À partir des temps forts de son expérience américaine, il donne rendez-vous à ceux qui ont compté pour lui. C’est le cas de la famille Khel, avec Andy, Vanessa et Rachel, une sorte de seconde famille d’accueil pour Max avec qui il a noué des liens très forts. En allant à leur rencontre, une nouvelle fois, le youtubeur interroge leurs trajectoires. Devenus grands-parents et grevés par des problèmes de santé de plus en plus persistants, ils ont perdu la maison qu’ils occupaient jadis. Ultimement, ils se sont laissé volontiers convaincre par Trump, cet « homme d’affaires qui sait comment gérer un business ». Bon gré mal gré, le documentaire se place en contre-plongée de la société américaine, et dessine une tendance politique cadrée à hauteur des plus faibles.
Le fond de l’air a-t-il vraiment changé depuis Les raisins de la colère (1939) de John Steinbeck ? On touche un peu, ici, le nœud de toute cette histoire : la violence du déclassement vécue par la quasi-intégralité de ses interlocuteurs. Le sujet de la paupérisation est extrêmement présent, en creux, durant l’intégralité de la série : après la pandémie du covid 19 et les multiples crises qui ont secoué les États-Unis, ses anciens amis font figure d’autant de petits rescapés. Cette vérité prend un tout autre sens quand le youtubeur se rend compte que la région est sujette à des tornades. Un peu comme ils l’ont toujours fait, les Okies vivent au gré des tempêtes
Deux visions de l’Amérique s’opposent, incarnées par deux couleurs politiques irréconciliables : le rouge rubis des républicains et le bleu roi des démocrates. Elle est symbolisée, dans le documentaire, par un rituel que Max Laulom prend avec chacun de ses interlocuteurs : il leur demande, à la fin de leurs échanges, de choisir entre une casquette de Kamala Harris et une casquette de Donald Trump. Tout dans les réponses, aussi bien que dans le choix, trahit une certaine tension, une frustration qui ne parvient pas à s’exprimer. Plus tard, dans une manifestation pro-Trump, un pasteur prophétise même une guerre civile et confie s’y préparer pour défendre sa famille et sa maison…

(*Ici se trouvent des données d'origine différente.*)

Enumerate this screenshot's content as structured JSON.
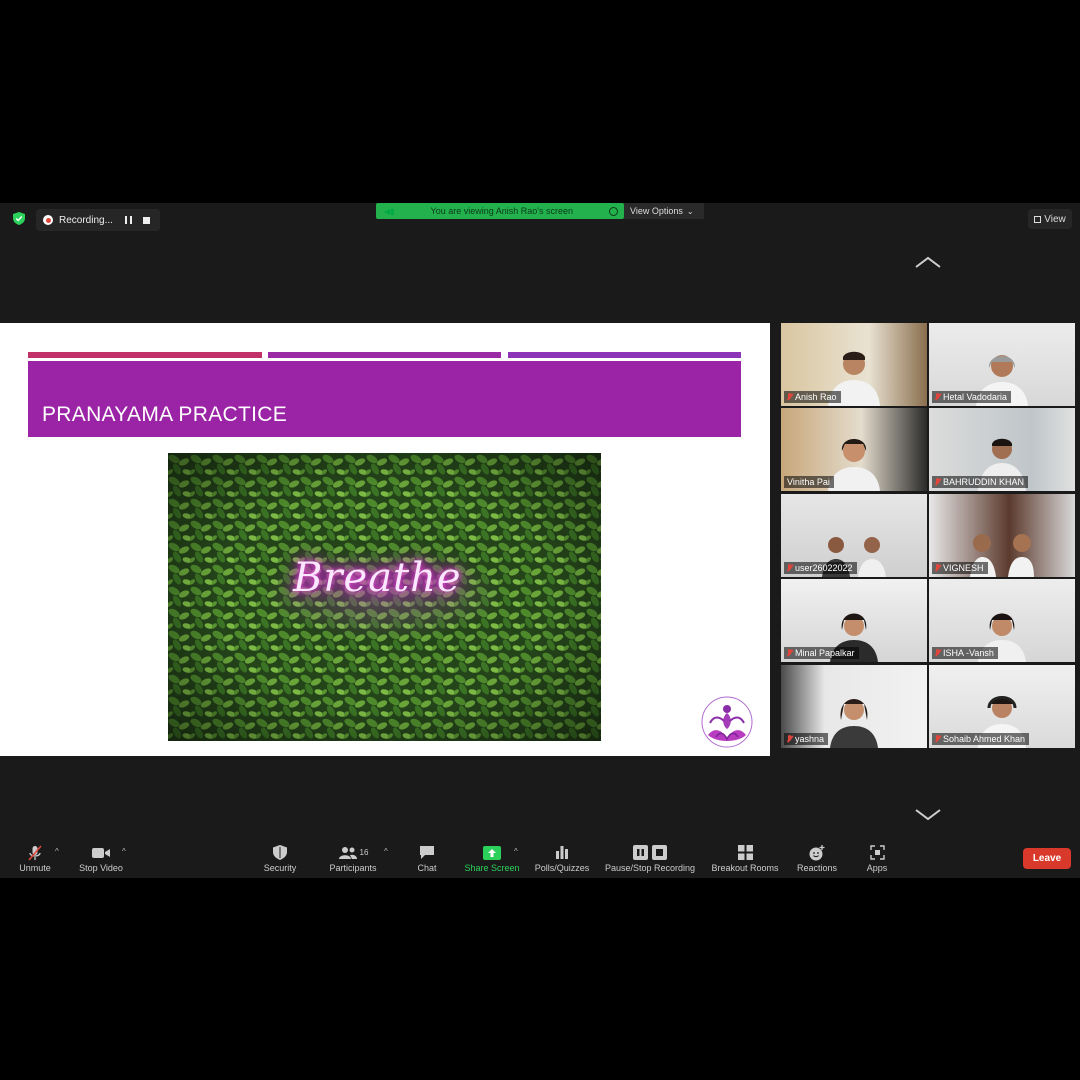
{
  "top_bar": {
    "recording_label": "Recording...",
    "viewing_text": "You are viewing Anish Rao's screen",
    "view_options_label": "View Options",
    "view_label": "View"
  },
  "slide": {
    "title": "PRANAYAMA PRACTICE",
    "image_text": "Breathe"
  },
  "participants": [
    {
      "name": "Anish Rao",
      "muted": true
    },
    {
      "name": "Hetal Vadodaria",
      "muted": true
    },
    {
      "name": "Vinitha Pai",
      "muted": false,
      "active_speaker": true
    },
    {
      "name": "BAHRUDDIN KHAN",
      "muted": true
    },
    {
      "name": "user26022022",
      "muted": true
    },
    {
      "name": "VIGNESH",
      "muted": true
    },
    {
      "name": "Minal Papalkar",
      "muted": true
    },
    {
      "name": "ISHA -Vansh",
      "muted": true
    },
    {
      "name": "yashna",
      "muted": true
    },
    {
      "name": "Sohaib Ahmed Khan",
      "muted": true
    }
  ],
  "toolbar": {
    "unmute": "Unmute",
    "stop_video": "Stop Video",
    "security": "Security",
    "participants": "Participants",
    "participant_count": "16",
    "chat": "Chat",
    "share_screen": "Share Screen",
    "polls": "Polls/Quizzes",
    "pause_stop_recording": "Pause/Stop Recording",
    "breakout_rooms": "Breakout Rooms",
    "reactions": "Reactions",
    "apps": "Apps",
    "leave": "Leave"
  },
  "colors": {
    "title_band": "#9b23a5",
    "viewing_bar": "#22b14c",
    "leave_button": "#d8392b",
    "active_speaker_border": "#d7e24b"
  }
}
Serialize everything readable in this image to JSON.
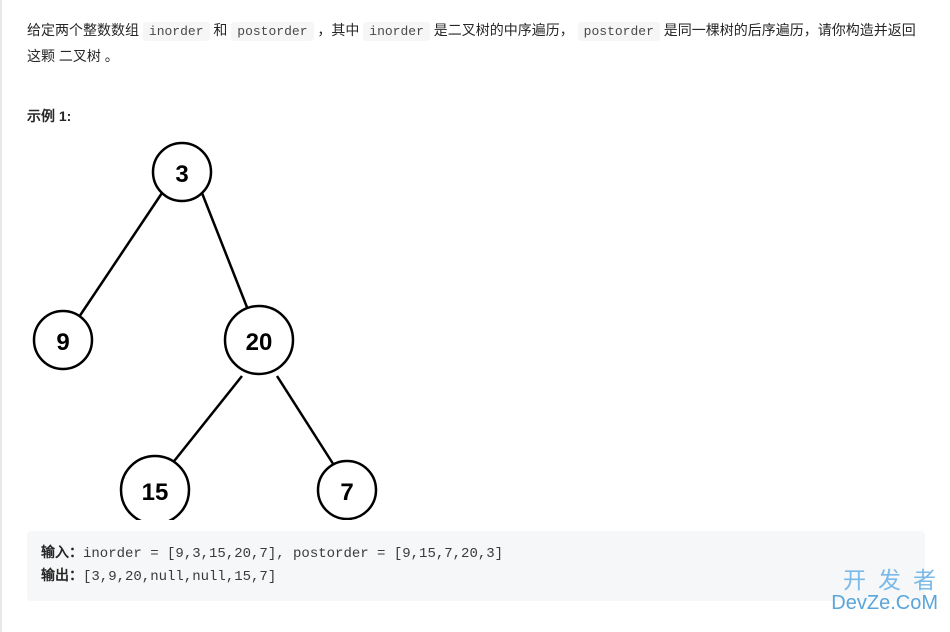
{
  "description": {
    "part1": "给定两个整数数组 ",
    "code1": "inorder",
    "part2": " 和 ",
    "code2": "postorder",
    "part3": " ，其中 ",
    "code3": "inorder",
    "part4": " 是二叉树的中序遍历， ",
    "code4": "postorder",
    "part5": " 是同一棵树的后序遍历，请你构造并返回这颗 二叉树 。"
  },
  "example": {
    "title": "示例 1:",
    "input_label": "输入：",
    "input_value": "inorder = [9,3,15,20,7], postorder = [9,15,7,20,3]",
    "output_label": "输出：",
    "output_value": "[3,9,20,null,null,15,7]"
  },
  "tree": {
    "nodes": {
      "root": "3",
      "left": "9",
      "right": "20",
      "right_left": "15",
      "right_right": "7"
    }
  },
  "watermark": {
    "line1": "开发者",
    "line2_a": "DevZe",
    "line2_b": ".CoM"
  }
}
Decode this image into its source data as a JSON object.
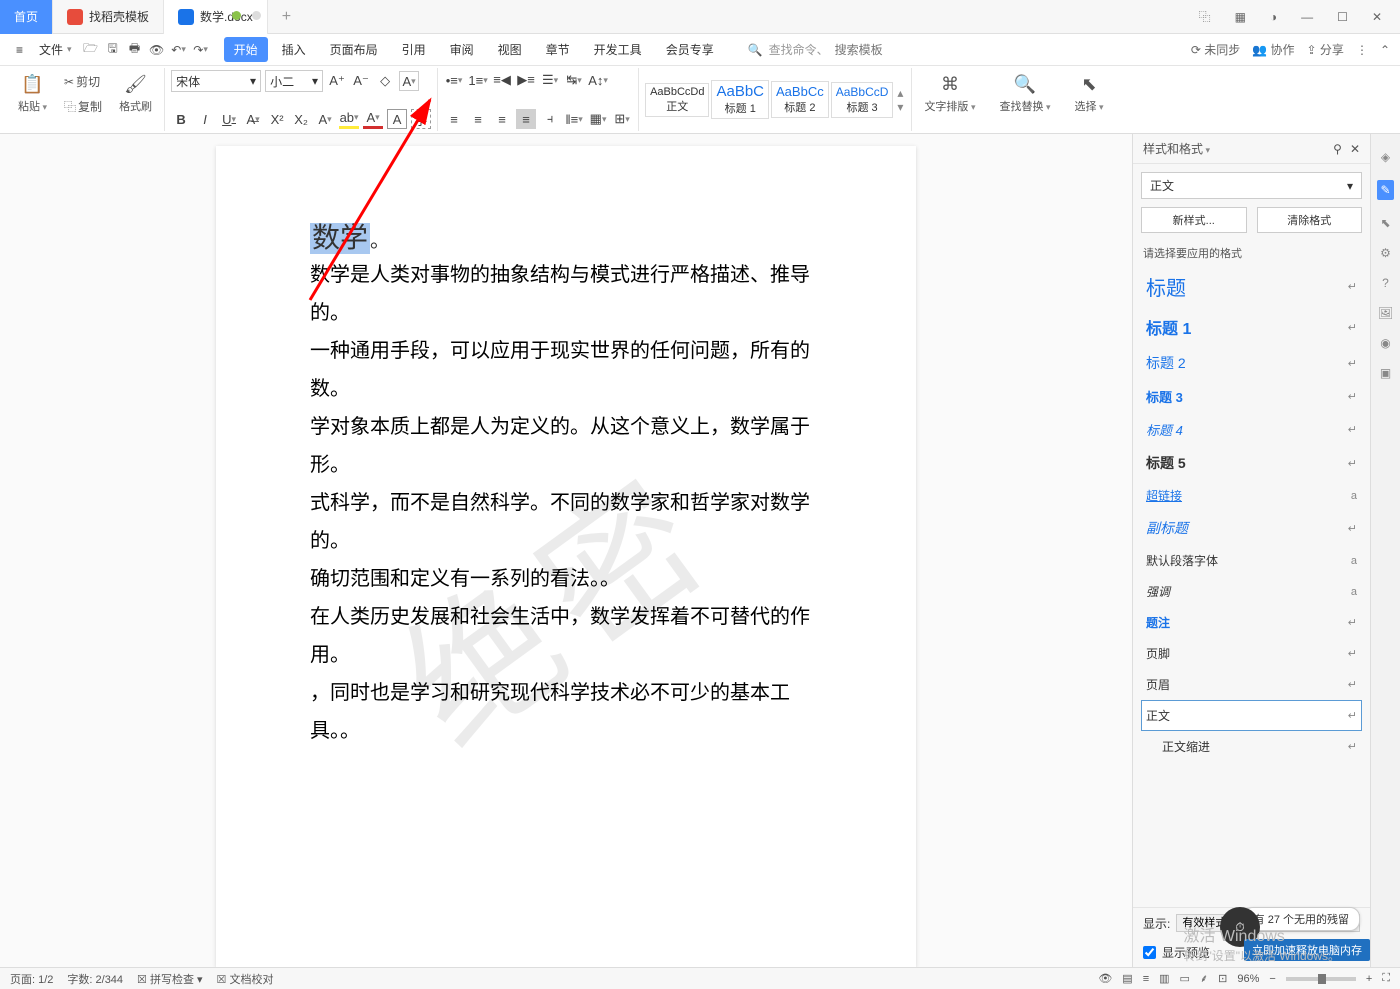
{
  "titlebar": {
    "home": "首页",
    "tab_template": "找稻壳模板",
    "tab_doc": "数学.docx",
    "plus": "+"
  },
  "window_icons": {
    "layout": "⿻",
    "grid": "▦",
    "min": "—",
    "max": "☐",
    "close": "✕"
  },
  "menubar": {
    "file": "文件",
    "tabs": [
      "开始",
      "插入",
      "页面布局",
      "引用",
      "审阅",
      "视图",
      "章节",
      "开发工具",
      "会员专享"
    ],
    "search_prefix": "查找命令、",
    "search_placeholder": "搜索模板",
    "unsync": "未同步",
    "coop": "协作",
    "share": "分享"
  },
  "ribbon": {
    "paste": "粘贴",
    "cut": "剪切",
    "copy": "复制",
    "format": "格式刷",
    "font": "宋体",
    "size": "小二",
    "styles": [
      {
        "preview": "AaBbCcDd",
        "label": "正文"
      },
      {
        "preview": "AaBbC",
        "label": "标题 1"
      },
      {
        "preview": "AaBbCc",
        "label": "标题 2"
      },
      {
        "preview": "AaBbCcD",
        "label": "标题 3"
      }
    ],
    "text_layout": "文字排版",
    "find_replace": "查找替换",
    "select": "选择"
  },
  "document": {
    "title": "数学",
    "body": "数学是人类对事物的抽象结构与模式进行严格描述、推导的。\n一种通用手段，可以应用于现实世界的任何问题，所有的数。\n学对象本质上都是人为定义的。从这个意义上，数学属于形。\n式科学，而不是自然科学。不同的数学家和哲学家对数学的。\n确切范围和定义有一系列的看法。。\n在人类历史发展和社会生活中，数学发挥着不可替代的作用。\n，同时也是学习和研究现代科学技术必不可少的基本工具。。",
    "watermark": "绝密"
  },
  "sidepanel": {
    "title": "样式和格式",
    "current": "正文",
    "new_style": "新样式...",
    "clear": "清除格式",
    "hint": "请选择要应用的格式",
    "list": [
      {
        "t": "标题",
        "css": "color:#1a73e8;font-size:20px"
      },
      {
        "t": "标题 1",
        "css": "color:#1a73e8;font-size:16px;font-weight:bold"
      },
      {
        "t": "标题 2",
        "css": "color:#1a73e8;font-size:14px"
      },
      {
        "t": "标题 3",
        "css": "color:#1a73e8;font-size:13px;font-weight:bold"
      },
      {
        "t": "标题 4",
        "css": "color:#1a73e8;font-style:italic;font-size:13px"
      },
      {
        "t": "标题 5",
        "css": "font-weight:bold;font-size:14px"
      },
      {
        "t": "超链接",
        "css": "color:#1a73e8;text-decoration:underline;font-size:12px",
        "r": "a"
      },
      {
        "t": "副标题",
        "css": "color:#1a73e8;font-style:italic;font-size:14px"
      },
      {
        "t": "默认段落字体",
        "css": "font-size:12px",
        "r": "a"
      },
      {
        "t": "强调",
        "css": "font-style:italic;font-size:12px",
        "r": "a"
      },
      {
        "t": "题注",
        "css": "color:#1a73e8;font-size:12px;font-weight:bold"
      },
      {
        "t": "页脚",
        "css": "font-size:12px"
      },
      {
        "t": "页眉",
        "css": "font-size:12px"
      },
      {
        "t": "正文",
        "css": "font-size:12px",
        "sel": true
      },
      {
        "t": "正文缩进",
        "css": "font-size:12px;padding-left:16px"
      }
    ],
    "show": "显示:",
    "show_val": "有效样式",
    "preview": "显示预览",
    "residue": "有 27 个无用的残留"
  },
  "statusbar": {
    "page": "页面: 1/2",
    "words": "字数: 2/344",
    "spellcheck": "拼写检查",
    "proof": "文档校对",
    "zoom": "96%"
  },
  "activate": {
    "l1": "激活 Windows",
    "l2": "转到\"设置\"以激活 Windows。"
  },
  "bhint": "立即加速释放电脑内存"
}
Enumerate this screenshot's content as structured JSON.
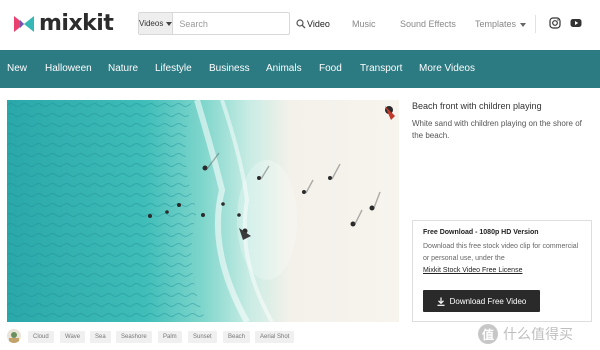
{
  "brand": {
    "name": "mixkit"
  },
  "search": {
    "scope": "Videos",
    "placeholder": "Search"
  },
  "topnav": {
    "video": "Video",
    "music": "Music",
    "sound_effects": "Sound Effects",
    "templates": "Templates"
  },
  "categories": [
    "New",
    "Halloween",
    "Nature",
    "Lifestyle",
    "Business",
    "Animals",
    "Food",
    "Transport",
    "More Videos"
  ],
  "video": {
    "title": "Beach front with children playing",
    "description": "White sand with children playing on the shore of the beach."
  },
  "download": {
    "heading": "Free Download - 1080p HD Version",
    "text": "Download this free stock video clip for commercial or personal use, under the",
    "license_link": "Mixkit Stock Video Free License",
    "button": "Download Free Video"
  },
  "tags": [
    "Cloud",
    "Wave",
    "Sea",
    "Seashore",
    "Palm",
    "Sunset",
    "Beach",
    "Aerial Shot"
  ],
  "watermark": {
    "text": "什么值得买",
    "badge": "值"
  },
  "colors": {
    "category_bar": "#2c7a82",
    "download_button": "#2a2a2a",
    "logo_pink": "#e8416f",
    "logo_teal": "#35b7b5"
  }
}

Un petit détail, qui a toute son importance, jalonne la série. Au moment de son départ, Max Laulom s’est inscrit à la newsletter politique du candidat Trump. L’occasion pour lui de mettre en lumière les techniques marketing agressives qui existent au pays de l’Oncle Sam. Les épisodes défilent et les SMS s’accumulent dans un coin de l’écran. «Merci d’être venue à mon rallye, Max !» En donnant l’illusion d’une communication directe, Donald Trump et ses équipes de communication usent de techniques de communication douteuses mais diablement efficaces, en nouant des relations parasociales avec leurs potentiels électeurs. Le tout saupoudré de messages politiques radicaux comme, par exemple, «Le changement climatique est un gros canular».
En effet, Maxime Laulom n’a pas trouvé l’espoir qu’il était venu chercher. Donald Trump a été réélu grâce, en partie, à ses amis d’hier et d’aujourd’hui. Il a vécu une sorte de désillusion du rêve américain qui l’avait porté jadis jusque sur le nouveau continent. Avec son reportage, il livre un récit doux-amer et interroge des gens, avant d’interroger un phénomène. Ce documentaire ne tombe pas dans le piège de la confrontation et du voyeurisme, mais nous incite, au contraire, à replacer devant les idées, des visages et des êtres humains. Voilà qui fait du bien. Heureux hasard, il termine son voyage à New York, dans une ville ou un maire socialiste vient d’être élu. Face a la marée républicaine, un peu d’espoir en vue ?
Max Laulom, High School Radical. Retour chez mes potes trumpistes. Quatre épisodes de vingt minutes sur Arte.